The rest of the cast is left up the stream without a paddle, prancing
in and out of scenes as they mimic kindergarten-drawn stick figures
without any emotional resonance or character depth. As engaged couple
Melissa and Mark, Lindsay Sloane (2000's "Bring It On") and Ryan Reynolds
(2002's "National Lampoon's Van Wilder") are asked to look frazzled
and not much else. They share no chemistry with each other, nor are
they given a chance to, so the question of whether the wedding is
going to occur makes no difference to the viewer. As Steve's bitter
ex-wife, Judy, Candice Bergen (2003's "View from the Top") has even less to do.

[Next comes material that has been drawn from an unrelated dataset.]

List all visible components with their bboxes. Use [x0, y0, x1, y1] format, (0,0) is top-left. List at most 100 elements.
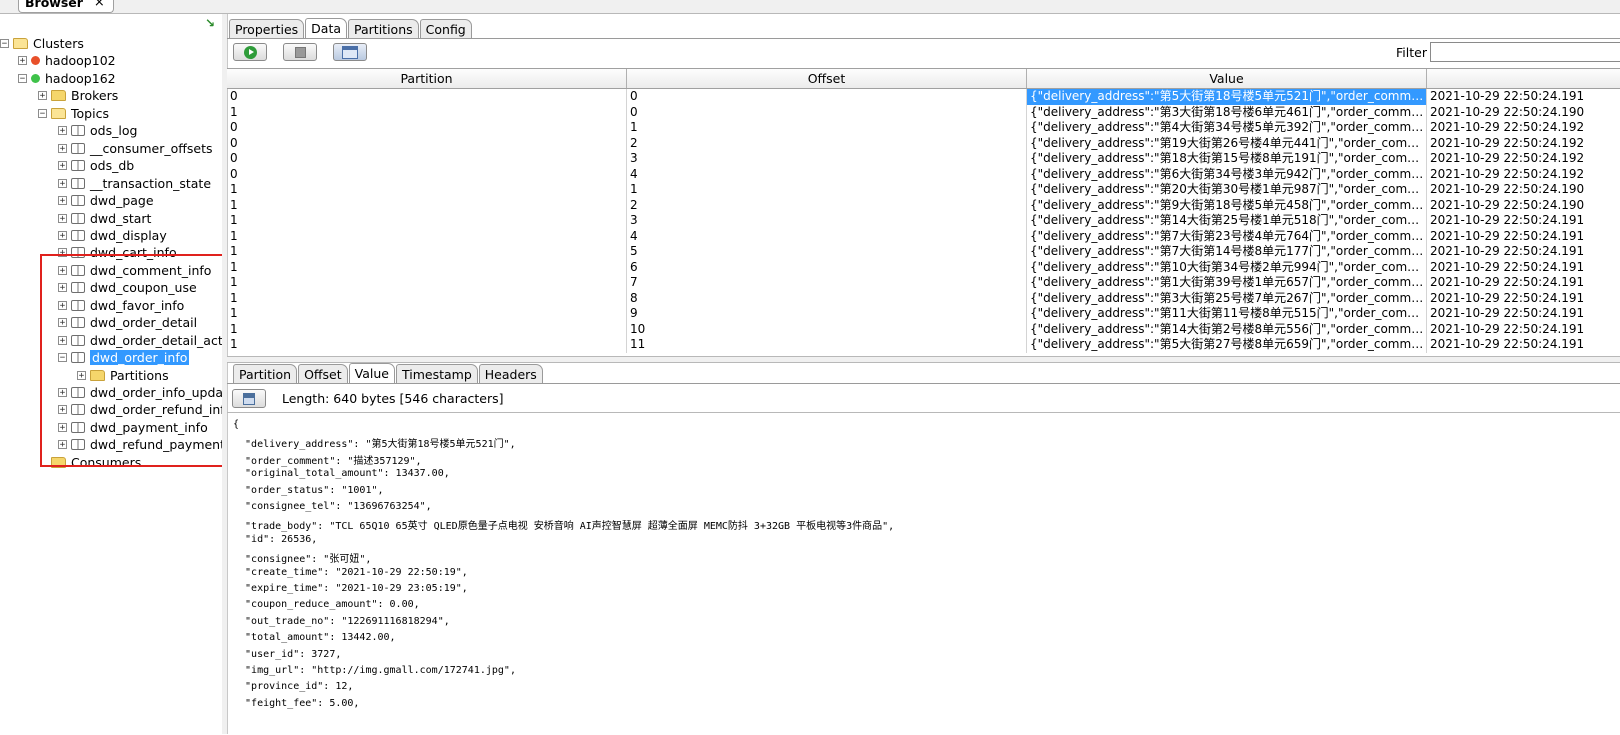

The only character with any possible potential is Steve's partner,
Angela, a vivacious and tough young rookie with an obvious crush on
her mentor. Played by the talented Robin Tunney (2000's "Supernova"),
writer-director Andrew Fleming nonsensically betrays her in the climax
with an out-of-left-field twist that would have been utterly enraging
had it not been inevitable. Since Fleming had managed to screw up
every other element of this project, it only made sense for him to
seal the deal with Tunney's Angela.
"The In-Laws" is unredeemable filmmaking, an unfunny, egotistical,
idiotic dead-zone of a movie with nary a glimpse of energy or genuine
heart. It does not care about its characters or its story and, in
response, the viewer is left with nothing to do but seethe at just
how offensively bad what they are watching is. Even the soundtrack,
filled with some otherwise really good classic tunes, is grotesquely
edited into the scenes with no sense of timing or fluidity. How "The
In-Laws" got greenlit is one of this year's most confounding cinematic mysteries.